The European Sun: Proceedings of the Seventh International Conference on Medieval and Renaissance Scottish Language and Literature, University of Strathclyde, 1993

By Graham Caie; Roderick J. Lyall et al. | Go to book overview

BENJAMIN HUDSON


14. The Literary Culture of the Early Scottish
Court

Little attention has been given to the literature of Scotland before the late middle ages and the earlier centuries have been considered a literary desert, even by those well-disposed towards the Scots.1 Therefore it is somewhat surprising to read in the biography of the Welsh scholar and bishop Sulien of St. David’s, written by his son Ieuan in the last years of the eleventh century, that determined to study outside Wales,

Moved by gusts of wind, he landed in the country which they call by the name of
Scotland. And remaining there for five years, unwearied he pursued his desire
… persisting diligently (in his studies) by night and day, extracted continu-
ously from the pure stream of the sevenfold fountain [i.e. the seven liberal arts]
cupfuls fragrant with mellifluous aroma. For, learning and writing with im-
mense effort, whatsoever he investigated during the night, having been retained
in his mind, arising at the clear light of the day he wrote down intelligently.2

This estimation is echoed in the introduction to the earliest extant life of St. Kentigern, written by an anonymous non-Scottish cleric at the orders of Bishop Herbert of Glasgow (1147–69),

When at length I came to the kingdom of the Scots, I found it very rich in the
relics of the saints, illustrious in its clergy and glorious in its princes.3

Not only did the Scottish kingdom possess an intellectual culture that was admired, but also one that was being deliberately sought out by non-Scots. This leads to the question, what kind of literary culture did it have? Certainly an aspect of this was ecclesiastical, and one assumes that Bishop Sulien pursued his unwearied studies in some religious environment, possibly St. Andrews where the scholars of the church would gather to greet the bishop-elect Eadmer in 1120.4 At the same time, one can begin to discern the outlines of a literary culture at the

1 Kathleen Hughes, Celtic Britain in the Early Middle Ages (Woodbridge, 1980), p. 20.

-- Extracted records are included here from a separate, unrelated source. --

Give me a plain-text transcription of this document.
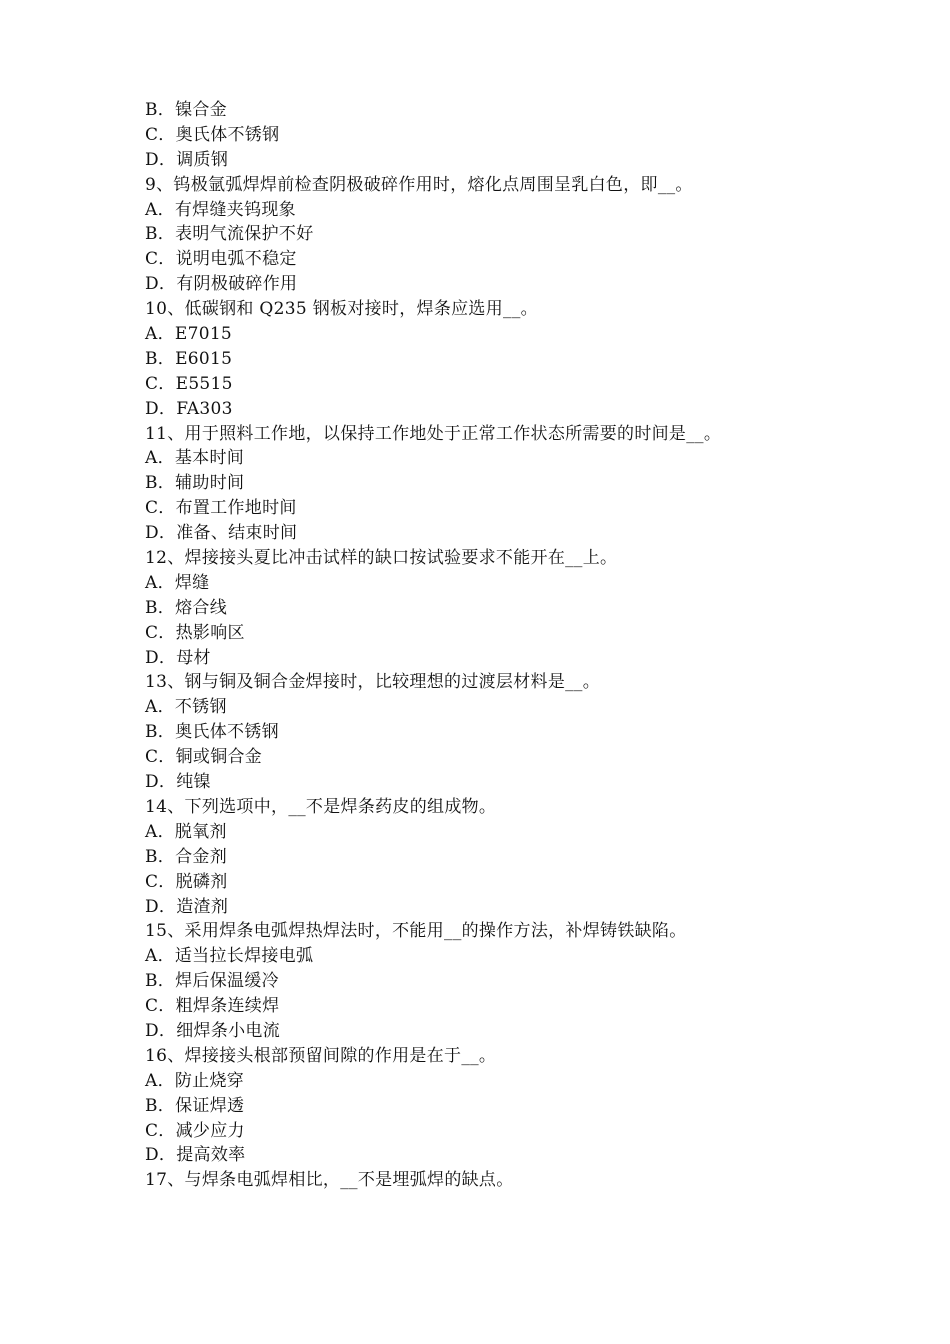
B．镍合金
C．奥氏体不锈钢
D．调质钢
9、钨极氩弧焊焊前检查阴极破碎作用时，熔化点周围呈乳白色，即__。
A．有焊缝夹钨现象
B．表明气流保护不好
C．说明电弧不稳定
D．有阴极破碎作用
10、低碳钢和 Q235 钢板对接时，焊条应选用__。
A．E7015
B．E6015
C．E5515
D．FA303
11、用于照料工作地，以保持工作地处于正常工作状态所需要的时间是__。
A．基本时间
B．辅助时间
C．布置工作地时间
D．准备、结束时间
12、焊接接头夏比冲击试样的缺口按试验要求不能开在__上。
A．焊缝
B．熔合线
C．热影响区
D．母材
13、钢与铜及铜合金焊接时，比较理想的过渡层材料是__。
A．不锈钢
B．奥氏体不锈钢
C．铜或铜合金
D．纯镍
14、下列选项中，__不是焊条药皮的组成物。
A．脱氧剂
B．合金剂
C．脱磷剂
D．造渣剂
15、采用焊条电弧焊热焊法时，不能用__的操作方法，补焊铸铁缺陷。
A．适当拉长焊接电弧
B．焊后保温缓冷
C．粗焊条连续焊
D．细焊条小电流
16、焊接接头根部预留间隙的作用是在于__。
A．防止烧穿
B．保证焊透
C．减少应力
D．提高效率
17、与焊条电弧焊相比，__不是埋弧焊的缺点。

2 This poem has been edited several times, the most recent edition and translation is by Michael Lapidge, ‘The Welsh-Latin Poetry of Sulien’s Family,’ Studia Celtica, viii–ix (1973–4), 68–106 (at lines 95–114; text on pages 84 & 86, translation on pages 85 & 87); this translation follows Lapidge.

3 Vita Kentegemi Imperfecta, Auctore Ignoto in Lives of S. Ninian and S. Kentigern, edited by Alexander Penrose Forbes, Historians of Scotland volume v (Edinburgh, 1874), pp. 243–52 (at page 243).

4 Eadmer, Historia Novorum, ed. Martin Rule (London, 1884), p. 284.